Gold prices hit a six-week trough on Thursday, as sentiment was weighed down by a firmer U.S. dollar and prospects of aggressive interest rate hikes by major central banks to tame inflation.
Spot gold was down 0.3% at $1,706.40 per ounce, as of 0725 GMT. Earlier in the day, bullion hit its lowest level since July 21 at $1,701.10.
U.S. gold futures shed 0.5% to $1,717.40 per ounce.
“I recognise it (gold) is likely to languish for some time,” said Clifford Bennett, chief economist at ACY Securities.
“The long-term outlook for gold is positive, but first it will experience the same general deleveraging as stocks. Gold could fall as low as $1,600 in the meantime.”
Gold prices marked a fifth monthly drop in August, their longest run of monthly losses since 2018, as the U.S. Federal Reserve signalled to keep borrowing costs as high as needed to quell inflation even if it means some pain to households and businesses.
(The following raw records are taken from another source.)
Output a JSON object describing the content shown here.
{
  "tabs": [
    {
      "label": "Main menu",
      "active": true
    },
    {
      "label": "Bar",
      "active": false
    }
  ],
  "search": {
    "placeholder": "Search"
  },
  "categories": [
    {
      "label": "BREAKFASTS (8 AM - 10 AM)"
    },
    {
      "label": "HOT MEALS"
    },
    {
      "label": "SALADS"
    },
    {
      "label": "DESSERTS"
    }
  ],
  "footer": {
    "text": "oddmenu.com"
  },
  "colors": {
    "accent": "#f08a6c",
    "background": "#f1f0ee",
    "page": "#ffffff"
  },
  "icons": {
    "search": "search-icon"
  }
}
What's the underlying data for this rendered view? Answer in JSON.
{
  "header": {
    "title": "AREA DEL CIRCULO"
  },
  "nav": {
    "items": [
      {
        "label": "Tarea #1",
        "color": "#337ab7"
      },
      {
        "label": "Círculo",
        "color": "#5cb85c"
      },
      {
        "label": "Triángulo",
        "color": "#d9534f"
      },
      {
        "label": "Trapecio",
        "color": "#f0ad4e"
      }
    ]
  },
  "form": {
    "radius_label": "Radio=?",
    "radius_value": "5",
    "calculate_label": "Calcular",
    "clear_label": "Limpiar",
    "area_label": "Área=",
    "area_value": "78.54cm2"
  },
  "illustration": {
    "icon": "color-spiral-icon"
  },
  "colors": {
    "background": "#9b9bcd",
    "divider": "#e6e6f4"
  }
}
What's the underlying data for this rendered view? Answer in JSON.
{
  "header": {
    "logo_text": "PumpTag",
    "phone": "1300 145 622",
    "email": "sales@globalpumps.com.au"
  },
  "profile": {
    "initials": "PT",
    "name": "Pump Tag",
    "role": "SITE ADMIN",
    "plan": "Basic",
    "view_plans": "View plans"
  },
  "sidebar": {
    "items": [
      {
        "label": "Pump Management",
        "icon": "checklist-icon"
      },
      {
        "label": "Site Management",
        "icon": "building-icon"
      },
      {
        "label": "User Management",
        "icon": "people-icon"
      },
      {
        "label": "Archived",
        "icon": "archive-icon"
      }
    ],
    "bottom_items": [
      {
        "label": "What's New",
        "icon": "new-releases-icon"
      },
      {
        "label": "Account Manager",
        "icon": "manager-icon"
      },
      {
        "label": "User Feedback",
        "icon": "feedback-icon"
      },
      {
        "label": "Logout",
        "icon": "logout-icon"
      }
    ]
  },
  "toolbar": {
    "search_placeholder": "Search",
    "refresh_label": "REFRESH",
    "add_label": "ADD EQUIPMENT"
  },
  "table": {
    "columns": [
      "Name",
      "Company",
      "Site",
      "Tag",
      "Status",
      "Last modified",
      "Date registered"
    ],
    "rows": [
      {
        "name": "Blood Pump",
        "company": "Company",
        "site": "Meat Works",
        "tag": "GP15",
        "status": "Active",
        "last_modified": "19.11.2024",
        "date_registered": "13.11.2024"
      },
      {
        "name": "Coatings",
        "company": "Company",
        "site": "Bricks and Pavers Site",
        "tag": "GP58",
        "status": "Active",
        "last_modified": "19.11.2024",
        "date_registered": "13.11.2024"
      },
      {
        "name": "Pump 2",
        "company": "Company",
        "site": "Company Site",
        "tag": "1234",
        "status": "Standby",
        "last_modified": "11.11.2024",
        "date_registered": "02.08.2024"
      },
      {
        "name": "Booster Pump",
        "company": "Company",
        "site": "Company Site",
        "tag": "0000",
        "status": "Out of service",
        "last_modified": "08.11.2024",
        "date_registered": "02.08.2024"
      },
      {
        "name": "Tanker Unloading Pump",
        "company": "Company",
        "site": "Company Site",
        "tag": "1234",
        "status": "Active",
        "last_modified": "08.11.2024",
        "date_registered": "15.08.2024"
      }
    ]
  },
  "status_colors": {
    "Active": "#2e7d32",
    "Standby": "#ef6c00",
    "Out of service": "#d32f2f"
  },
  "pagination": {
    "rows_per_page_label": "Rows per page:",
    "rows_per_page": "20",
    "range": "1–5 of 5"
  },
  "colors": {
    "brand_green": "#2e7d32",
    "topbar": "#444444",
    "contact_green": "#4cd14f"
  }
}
Euro zone inflation rose to a record high last month, solidifying the case for further aggressive rate hikes by the European Central Bank.
Even though gold is seen as a hedge against inflation and economic uncertainties, higher interest rates increase the opportunity cost of holding bullion while boosting the dollar.
Making bullion more expensive for buyers holding other currencies, the dollar held firm close to a two-decade peak scaled earlier this week. [USD/]
Spot silver, down 1% at $17.79 per ounce, hit its lowest level in more than two years.
Silver has industrial and jewellery uses, and these sectors have not picked up yet, said Brian Lan, managing director at Singapore-based dealer GoldSilver Central, adding that the metal had been overdone a little and might see a consolidation.
Platinum fell 0.6% to $841.45 per ounce, having earlier hit a low since July 14. Palladium rose 0.4% to $2,091.93.